Dude, *especially* when it's paleontology!
I am reminded of a 30-gallon metal garbage can I saw in the basement of a museum. The contents of that garbage can consisted of thousands of stone chips/flakes--petrified wood, cryptocrytalline silicates, jasper, chalcedony, chert, obsidian, etc.--from prehistoric tooling-making and/or reworking. The detritus was part of a private, amateur's "archaeological" collection donated to the museum, all apparently collected from the 1920s-1950s. The museum was considering its options: spreading the stuff along the railroad track ballast nearby; digging a pit and burying the mass; selling the bits piecemeal to the public to raise money (very slowly). I'm not sure what the eventual dispensation was; it was of absolutely no value other than as pretty stones.
lea-p, that actually sounds like a pretty rad teaching collection for a methods course in quanitfying archaeological data!
From Laurie R. King's mystery novel A Letter of Mary. Speaks an archaeologist: "[We] Had people out there rummaging about, destroying more than they found, ... coming in with these magnificent finds, no way of dating them or knowing where they come from.

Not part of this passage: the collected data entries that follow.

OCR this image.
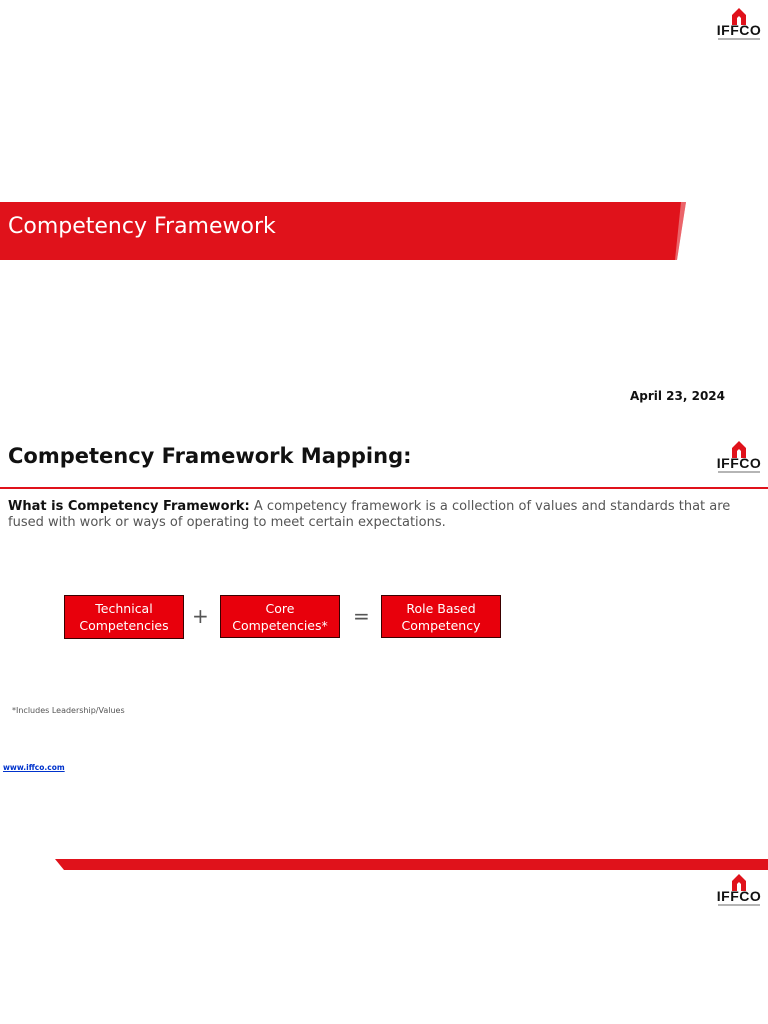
IFFCO
Competency Framework
April 23, 2024
Competency Framework Mapping:	IFFCO
What is Competency Framework: A competency framework is a collection of values and standards that are fused with work or ways of operating to meet certain expectations.
Technical Competencies	+	Core Competencies*	=	Role Based Competency
*Includes Leadership/Values
www.iffco.com
IFFCO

All that could be done with 'em was to stick 'em in a museum, prop up a card saying SOURCE: UNKNOWN; DATE: UNKNOWN. Utter waste."
"Didn't Petrie say something about museums being morgues, or tombs?" I asked.
"Charnel houses," she corrected me. "He calls them 'ghastly charnel houses of murdered evidence.'"
Sorry to hear about the trouble at the museum. I sometimes wonder if ADD-ness is part of the problem and workers who are information sinks should just have minders; but this sounds worse.
I've noticed that the degradation of labels is a serious problem even when they started off neat enough, eg my own collection of stuff. This is a real shame though. To lose all future chance of doing proper comparisons with those specimens, when some types of things are hard enough to come by in the first place. What a waste.
The real problem here is not just bad record-keeping, it's the allegations that a) much of the material was illegally collected on federal and state land, and b) that the curator in question may well have falsified locality information to prevent knowledge of said illegal collecting. It's going to take decades to sort this out, and it ruins the reputation of the Burke and destroys a lot of other people's research. However, on the bright side, there is the possibility that some of his locality data may be 'decodable'.
It's a travesty.
This is a bad story.
The digital media (digital cameras etc.) is making it easier to document findings, but it will only be a help when people actually go through the trouble, and want to do the documentation - in this case it would appear that it was very much not in their interest.
Yes, people need to be reminded that data do not "speak for themselves" nor do they appear god-given or anything of the sort. This is actually my biggest complaint with many popular science writers: many are admirable about discussing the products (however temporary) of science but do not discuss adequately how they were obtained. Failing to do so I think in part gives rise to the "science is just a bunch of opinions" view held by fundies and pomos. One substantial difficulty is how data gathering relies on various previous well confirmed hypotheses. (For example, even some pH meters presuppose Newton's laws as the pointer gets displaced by a force.) This aspect of science, which I (following Whewell, Wilson, and others) call consilience is important but very poorly understood by philosophers of science. (I've been trying to understand it on and off for several years now.) Similarly, the creative framing of hypotheses seems to follow the "inference to the best explanation"/"abductive" styles of reasoning, and those are also poorly understood.